I can't just be me, I need to BE me, if that makes any sense whatsoever.
I need to take risks, I need to dance around, I need to make active decisions as to who I am. I've started to do it unconsciously ever since I started reading A Clockwork Orange, and I've gained friends, friends who make me feel like I'm not just the backup friend, not just some guy you can count on for a laugh, friends who make me feel like even though I'm set apart from all the rest, I'm not an outcast.
In my fanfiction, the massive continuous fanfiction that's spanned several composition notebooks, I couldn't help but characterize someone like I characterize myself. Jeremy Lambert, a master of none, who feels continuously undervalued because everyone else gets chosen for the special tasks and appears more valued than him, while he seems nothing more than the Administrator's assistant. In the end, the Administrator dies, and while everyone else grieves, he can't seem to care, blaming him for his undervaluedness. However, an "if you're watching this I'm dead" video is shown to him, and it turns out the Administrator had chosen him to be the next one. Jeremy Lambert is the Xander Harris archetype, the normal unspecial person who ends up being the most special of them all.
They'll never know how tough it is, Dawnie, to be the one who isn't chosen. To live so near to the spotlight and never step in it. But I know. I see more than anybody realizes because nobody's watching me. I saw you last night. I see you working here today. You're not special. You're extraordinary.It's hard being the one who isn't chosen, the one who's always around, but nobody makes a distinct effort to talk to, the one who always has to look around when a group project comes up in class, the one who always has to back away on the sidewalk when it becomes too narrow. It's hard knowing you're not special, but it's even harder thinking it.
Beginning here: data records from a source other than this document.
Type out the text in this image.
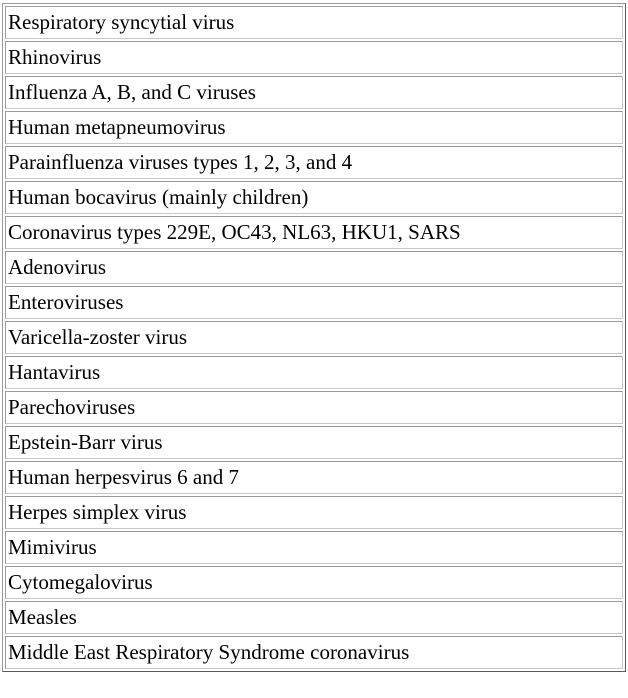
Respiratory syncytial virus
Rhinovirus
Influenza A, B, and C viruses
Human metapneumovirus
Parainfluenza viruses types 1, 2, 3, and 4
Human bocavirus (mainly children)
Coronavirus types 229E, OC43, NL63, HKU1, SARS
Adenovirus
Enteroviruses
Varicella-zoster virus
Hantavirus
Parechoviruses
Epstein-Barr virus
Human herpesvirus 6 and 7
Herpes simplex virus
Mimivirus
Cytomegalovirus
Measles
Middle East Respiratory Syndrome coronavirus
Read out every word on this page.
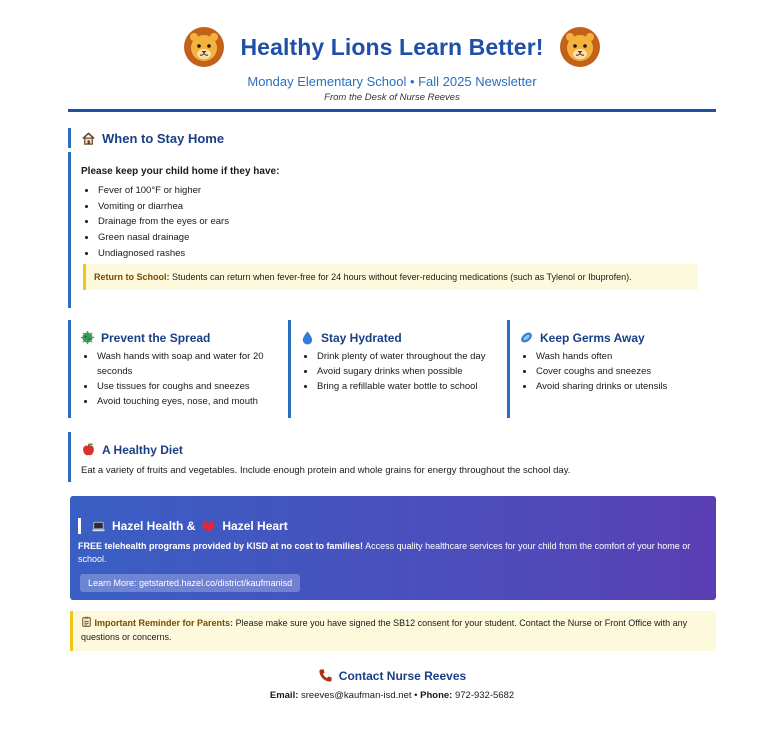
Healthy Lions Learn Better!
Monday Elementary School • Fall 2025 Newsletter
From the Desk of Nurse Reeves
When to Stay Home
Please keep your child home if they have:
• Fever of 100°F or higher
• Vomiting or diarrhea
• Drainage from the eyes or ears
• Green nasal drainage
• Undiagnosed rashes
Return to School: Students can return when fever-free for 24 hours without fever-reducing medications (such as Tylenol or Ibuprofen).
Prevent the Spread
• Wash hands with soap and water for 20 seconds
• Use tissues for coughs and sneezes
• Avoid touching eyes, nose, and mouth
Stay Hydrated
• Drink plenty of water throughout the day
• Avoid sugary drinks when possible
• Bring a refillable water bottle to school
Keep Germs Away
• Wash hands often
• Cover coughs and sneezes
• Avoid sharing drinks or utensils
A Healthy Diet

Eat a variety of fruits and vegetables. Include enough protein and whole grains for energy throughout the school day.

Hazel Health & Hazel Heart
FREE telehealth programs provided by KISD at no cost to families! Access quality healthcare services for your child from the comfort of your home or school.
Learn More: getstarted.hazel.co/district/kaufmanisd
Important Reminder for Parents: Please make sure you have signed the SB12 consent for your student. Contact the Nurse or Front Office with any questions or concerns.
Contact Nurse Reeves
Email: sreeves@kaufman-isd.net • Phone: 972-932-5682
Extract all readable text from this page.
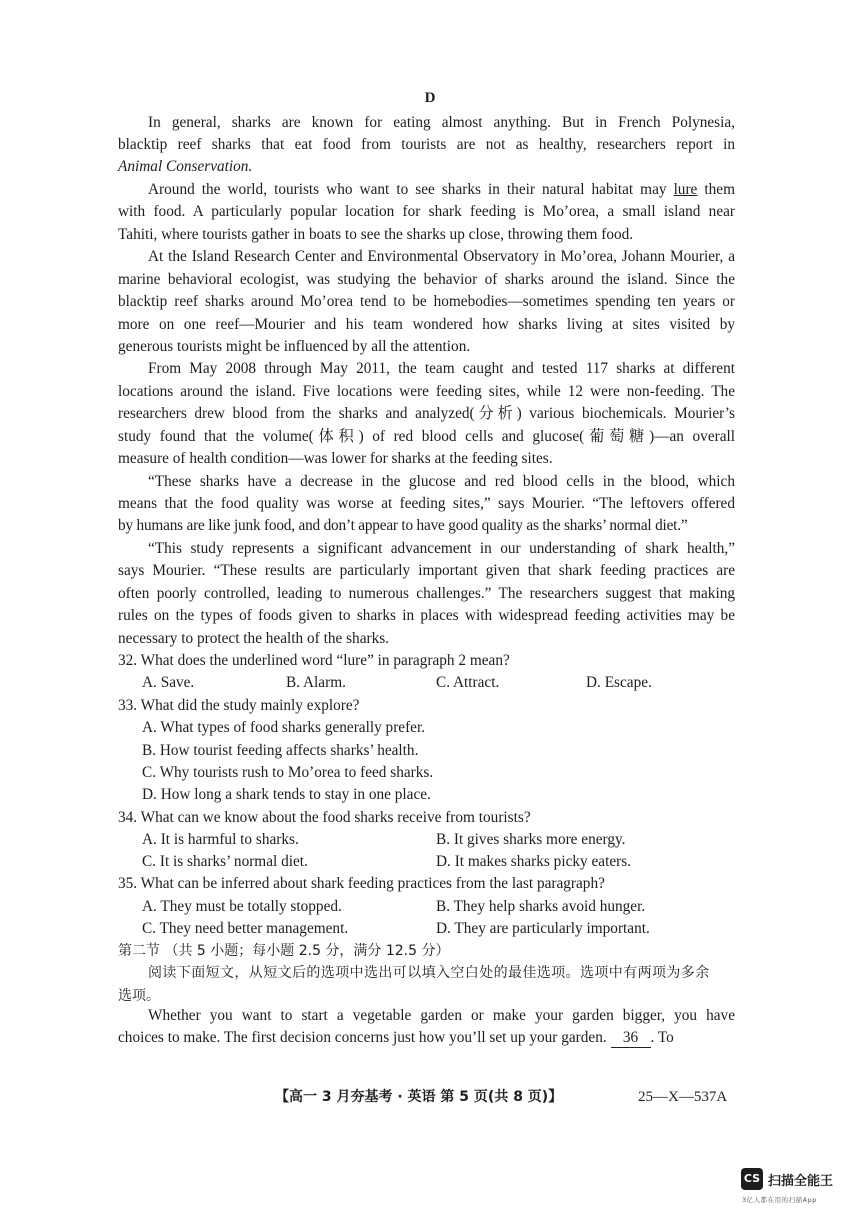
D
In general, sharks are known for eating almost anything. But in French Polynesia,
blacktip reef sharks that eat food from tourists are not as healthy, researchers report in
Animal Conservation.
Around the world, tourists who want to see sharks in their natural habitat may lure them
with food. A particularly popular location for shark feeding is Mo’orea, a small island near
Tahiti, where tourists gather in boats to see the sharks up close, throwing them food.
At the Island Research Center and Environmental Observatory in Mo’orea, Johann Mourier, a
marine behavioral ecologist, was studying the behavior of sharks around the island. Since the
blacktip reef sharks around Mo’orea tend to be homebodies—sometimes spending ten years or
more on one reef—Mourier and his team wondered how sharks living at sites visited by
generous tourists might be influenced by all the attention.
From May 2008 through May 2011, the team caught and tested 117 sharks at different
locations around the island. Five locations were feeding sites, while 12 were non-feeding. The
researchers drew blood from the sharks and analyzed(分析) various biochemicals. Mourier’s
study found that the volume(体积) of red blood cells and glucose(葡萄糖)—an overall
measure of health condition—was lower for sharks at the feeding sites.
“These sharks have a decrease in the glucose and red blood cells in the blood, which
means that the food quality was worse at feeding sites,” says Mourier. “The leftovers offered
by humans are like junk food, and don’t appear to have good quality as the sharks’ normal diet.”
“This study represents a significant advancement in our understanding of shark health,”
says Mourier. “These results are particularly important given that shark feeding practices are
often poorly controlled, leading to numerous challenges.” The researchers suggest that making
rules on the types of foods given to sharks in places with widespread feeding activities may be
necessary to protect the health of the sharks.
32. What does the underlined word “lure” in paragraph 2 mean?
A. Save.	B. Alarm.	C. Attract.	D. Escape.
33. What did the study mainly explore?
A. What types of food sharks generally prefer.
B. How tourist feeding affects sharks’ health.
C. Why tourists rush to Mo’orea to feed sharks.
D. How long a shark tends to stay in one place.
34. What can we know about the food sharks receive from tourists?
A. It is harmful to sharks.	B. It gives sharks more energy.
C. It is sharks’ normal diet.	D. It makes sharks picky eaters.
35. What can be inferred about shark feeding practices from the last paragraph?
A. They must be totally stopped.	B. They help sharks avoid hunger.
C. They need better management.	D. They are particularly important.
第二节 （共 5 小题；每小题 2.5 分，满分 12.5 分）
阅读下面短文，从短文后的选项中选出可以填入空白处的最佳选项。选项中有两项为多余
选项。
Whether you want to start a vegetable garden or make your garden bigger, you have
choices to make. The first decision concerns just how you’ll set up your garden. 36 . To
【高一 3 月夯基考 · 英语 第 5 页(共 8 页)】	25—X—537A
CS 扫描全能王
3亿人都在用的扫描App
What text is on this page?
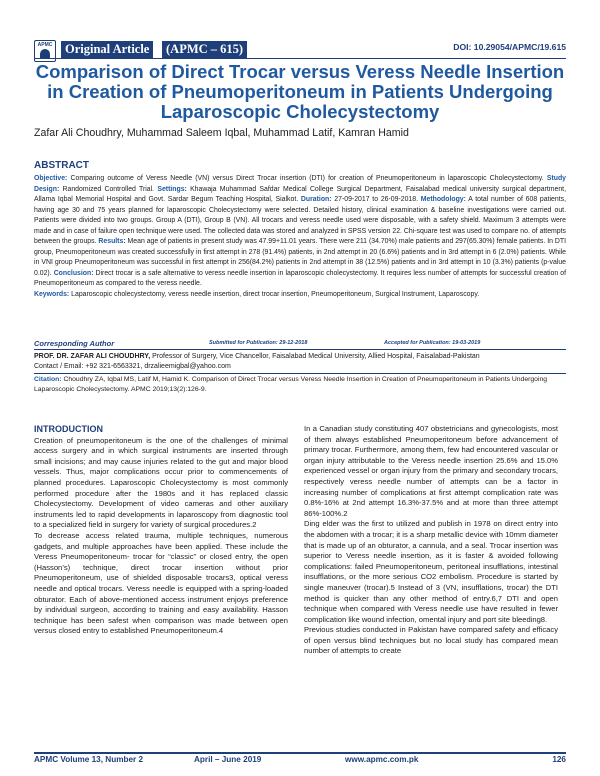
APMC	Original Article	(APMC – 615)	DOI: 10.29054/APMC/19.615
Comparison of Direct Trocar versus Veress Needle Insertion in Creation of Pneumoperitoneum in Patients Undergoing Laparoscopic Cholecystectomy
Zafar Ali Choudhry, Muhammad Saleem Iqbal, Muhammad Latif, Kamran Hamid
ABSTRACT
Objective: Comparing outcome of Veress Needle (VN) versus Direct Trocar insertion (DTI) for creation of Pneumoperitoneum in laparoscopic Cholecystectomy. Study Design: Randomized Controlled Trial. Settings: Khawaja Muhammad Safdar Medical College Surgical Department, Faisalabad medical university surgical department, Allama Iqbal Memorial Hospital and Govt. Sardar Begum Teaching Hospital, Sialkot. Duration: 27-09-2017 to 26-09-2018. Methodology: A total number of 608 patients, having age 30 and 75 years planned for laparoscopic Cholecystectomy were selected. Detailed history, clinical examination & baseline investigations were carried out. Patients were divided into two groups. Group A (DTI), Group B (VN). All trocars and veress needle used were disposable, with a safety shield. Maximum 3 attempts were made and in case of failure open technique were used. The collected data was stored and analyzed in SPSS version 22. Chi-square test was used to compare no. of attempts between the groups. Results: Mean age of patients in present study was 47.99+11.01 years. There were 211 (34.70%) male patients and 297(65.30%) female patients. In DTI group, Pneumoperitoneum was created successfully in first attempt in 278 (91.4%) patients, in 2nd attempt in 20 (6.6%) patients and in 3rd attempt in 6 (2.0%) patients. While in VNI group Pneumoperitoneum was successful in first attempt in 256(84.2%) patients in 2nd attempt in 38 (12.5%) patients and in 3rd attempt in 10 (3.3%) patients (p-value 0.02). Conclusion: Direct trocar is a safe alternative to veress needle insertion in laparoscopic cholecystectomy. It requires less number of attempts for successful creation of Pneumoperitoneum as compared to the veress needle.
Keywords: Laparoscopic cholecystectomy, veress needle insertion, direct trocar insertion, Pneumoperitoneum, Surgical Instrument, Laparoscopy.
Corresponding Author	Submitted for Publication: 29-12-2018	Accepted for Publication: 19-03-2019
PROF. DR. ZAFAR ALI CHOUDHRY, Professor of Surgery, Vice Chancellor, Faisalabad Medical University, Allied Hospital, Faisalabad-Pakistan
Contact / Email: +92 321-6563321, drzalieemigbal@yahoo.com
Citation: Choudhry ZA, Iqbal MS, Latif M, Hamid K. Comparison of Direct Trocar versus Veress Needle Insertion in Creation of Pneumoperitoneum in Patients Undergoing Laparoscopic Cholecystectomy. APMC 2019;13(2):126-9.
INTRODUCTION

Creation of pneumoperitoneum is the one of the challenges of minimal access surgery and in which surgical instruments are inserted through small incisions; and may cause injuries related to the gut and major blood vessels. Thus, major complications occur prior to commencements of planned procedures. Laparoscopic Cholecystectomy is most commonly performed procedure after the 1980s and it has replaced classic Cholecystectomy. Development of video cameras and other auxiliary instruments led to rapid developments in laparoscopy from diagnostic tool to a specialized field in surgery for variety of surgical procedures.2

To decrease access related trauma, multiple techniques, numerous gadgets, and multiple approaches have been applied. These include the Veress Pneumoperitoneum- trocar for “classic” or closed entry, the open (Hasson’s) technique, direct trocar insertion without prior Pneumoperitoneum, use of shielded disposable trocars3, optical veress needle and optical trocars. Veress needle is equipped with a spring-loaded obturator. Each of above-mentioned access instrument enjoys preference by individual surgeon, according to training and easy availability. Hasson technique has been safest when comparison was made between open versus closed entry to established Pneumoperitoneum.4

In a Canadian study constituting 407 obstetricians and gynecologists, most of them always established Pneumoperitoneum before advancement of primary trocar. Furthermore, among them, few had encountered vascular or organ injury attributable to the Veress needle insertion 25.6% and 15.0% experienced vessel or organ injury from the primary and secondary trocars, respectively veress needle number of attempts can be a factor in increasing number of complications at first attempt complication rate was 0.8%-16% at 2nd attempt 16.3%-37.5% and at more than three attempt 86%-100%.2

Ding elder was the first to utilized and publish in 1978 on direct entry into the abdomen with a trocar; it is a sharp metallic device with 10mm diameter that is made up of an obturator, a cannula, and a seal. Trocar insertion was superior to Veress needle insertion, as it is faster & avoided following complications: failed Pneumoperitoneum, peritoneal insufflations, intestinal insufflations, or the more serious CO2 embolism. Procedure is started by single maneuver (trocar).5 Instead of 3 (VN, insufflations, trocar) the DTI method is quicker than any other method of entry.6,7 DTI and open technique when compared with Veress needle use have resulted in fewer complication like wound infection, omental injury and port site bleeding8.

Previous studies conducted in Pakistan have compared safety and efficacy of open versus blind techniques but no local study has compared mean number of attempts to create

APMC Volume 13, Number 2	April – June 2019	www.apmc.com.pk	126
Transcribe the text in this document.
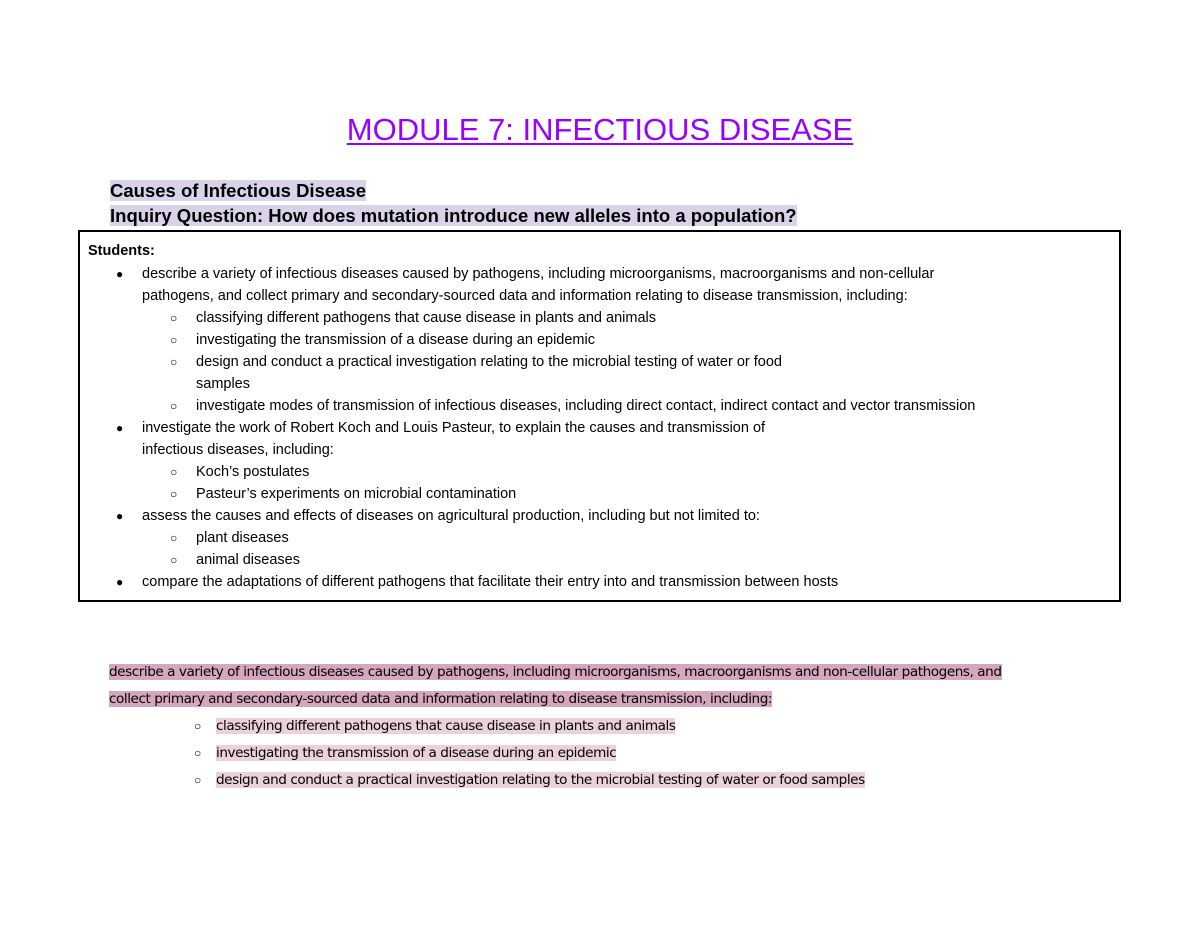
MODULE 7: INFECTIOUS DISEASE
Causes of Infectious Disease
Inquiry Question: How does mutation introduce new alleles into a population?
Students:
● describe a variety of infectious diseases caused by pathogens, including microorganisms, macroorganisms and non-cellular
pathogens, and collect primary and secondary-sourced data and information relating to disease transmission, including:
○ classifying different pathogens that cause disease in plants and animals
○ investigating the transmission of a disease during an epidemic
○ design and conduct a practical investigation relating to the microbial testing of water or food
samples
○ investigate modes of transmission of infectious diseases, including direct contact, indirect contact and vector transmission
● investigate the work of Robert Koch and Louis Pasteur, to explain the causes and transmission of
infectious diseases, including:
○ Koch’s postulates
○ Pasteur’s experiments on microbial contamination
● assess the causes and effects of diseases on agricultural production, including but not limited to:
○ plant diseases
○ animal diseases
● compare the adaptations of different pathogens that facilitate their entry into and transmission between hosts
describe a variety of infectious diseases caused by pathogens, including microorganisms, macroorganisms and non-cellular pathogens, and
collect primary and secondary-sourced data and information relating to disease transmission, including:
○	classifying different pathogens that cause disease in plants and animals
○	investigating the transmission of a disease during an epidemic
○	design and conduct a practical investigation relating to the microbial testing of water or food samples
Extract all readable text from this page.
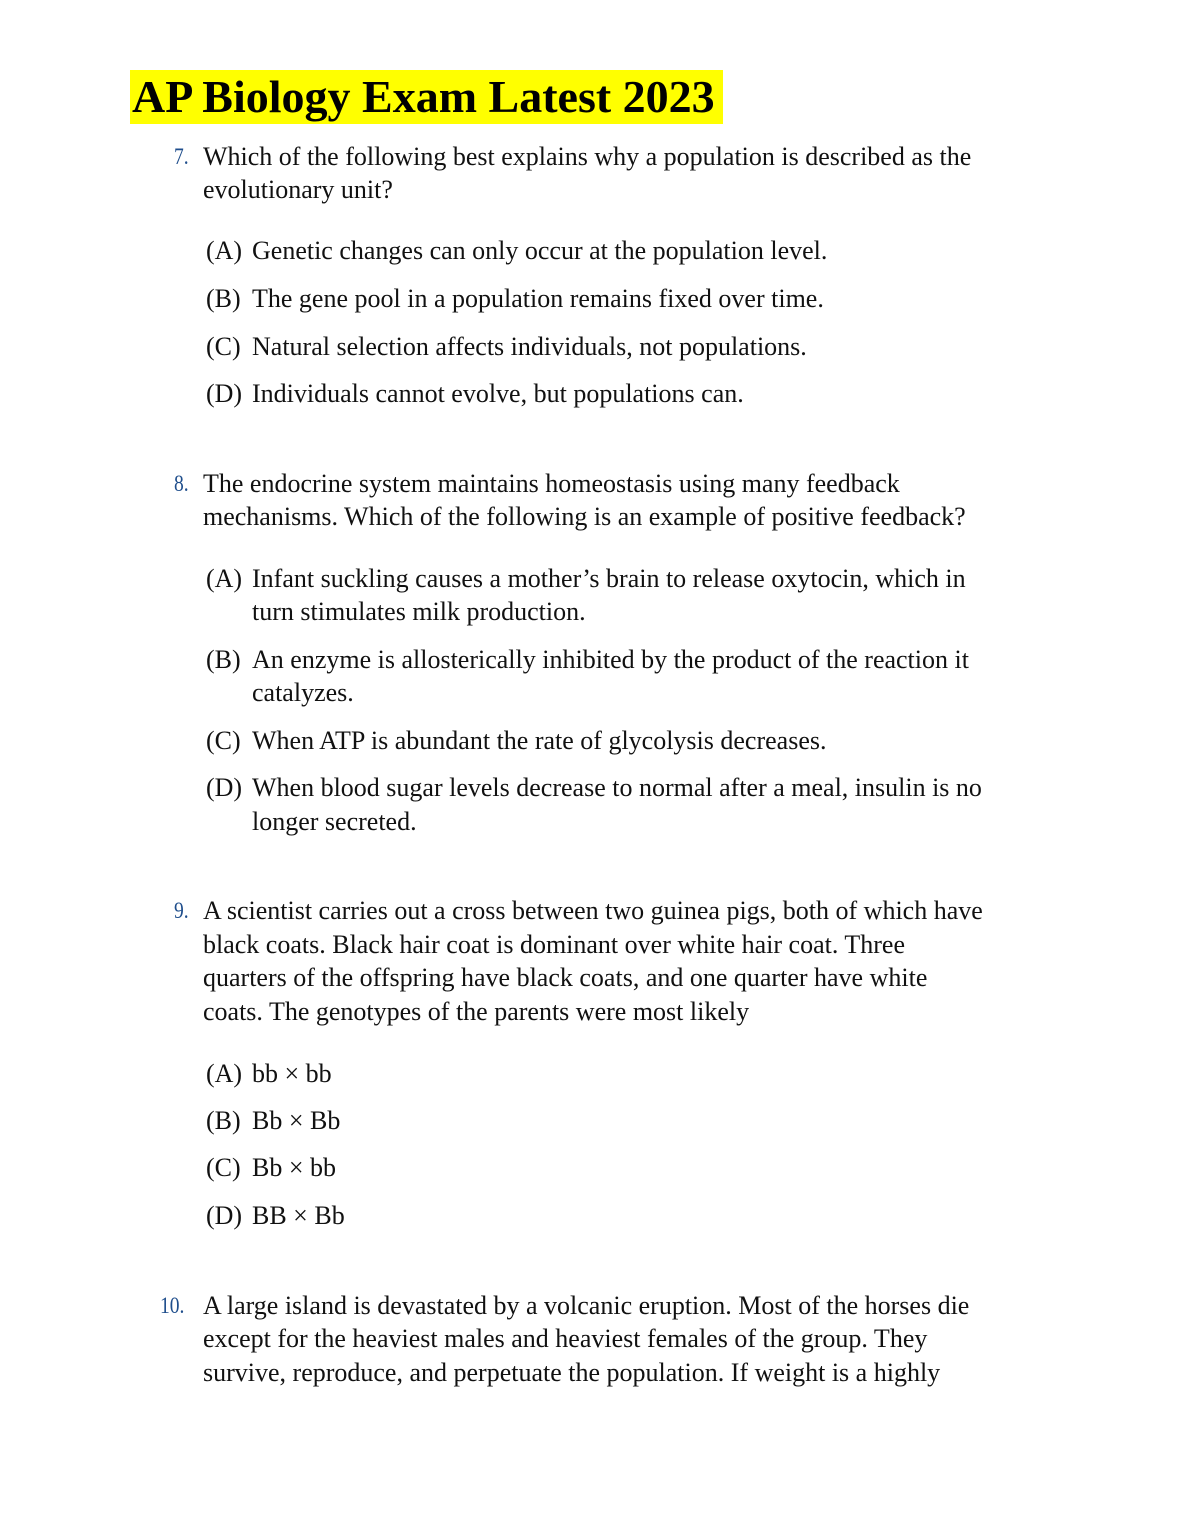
AP Biology Exam Latest 2023
7. Which of the following best explains why a population is described as the
evolutionary unit?
(A) Genetic changes can only occur at the population level.
(B) The gene pool in a population remains fixed over time.
(C) Natural selection affects individuals, not populations.
(D) Individuals cannot evolve, but populations can.
8. The endocrine system maintains homeostasis using many feedback
mechanisms. Which of the following is an example of positive feedback?
(A) Infant suckling causes a mother’s brain to release oxytocin, which in
turn stimulates milk production.
(B) An enzyme is allosterically inhibited by the product of the reaction it
catalyzes.
(C) When ATP is abundant the rate of glycolysis decreases.
(D) When blood sugar levels decrease to normal after a meal, insulin is no
longer secreted.
9. A scientist carries out a cross between two guinea pigs, both of which have
black coats. Black hair coat is dominant over white hair coat. Three
quarters of the offspring have black coats, and one quarter have white
coats. The genotypes of the parents were most likely
(A) bb × bb
(B) Bb × Bb
(C) Bb × bb
(D) BB × Bb
10. A large island is devastated by a volcanic eruption. Most of the horses die
except for the heaviest males and heaviest females of the group. They
survive, reproduce, and perpetuate the population. If weight is a highly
A Clockwork Orange helped me further along my journey, into the next chapter of my story, a better chapter, I feel. In the end, Alex finds a way to overcome his own psychopathy, find his own reason to live, find a passion other than the escape he craves in Beethoven's 9th and other classical music. A man who lives without choice becomes no longer a man. I need to make choices, I need to be me.
After all, if I won't be me, who will be?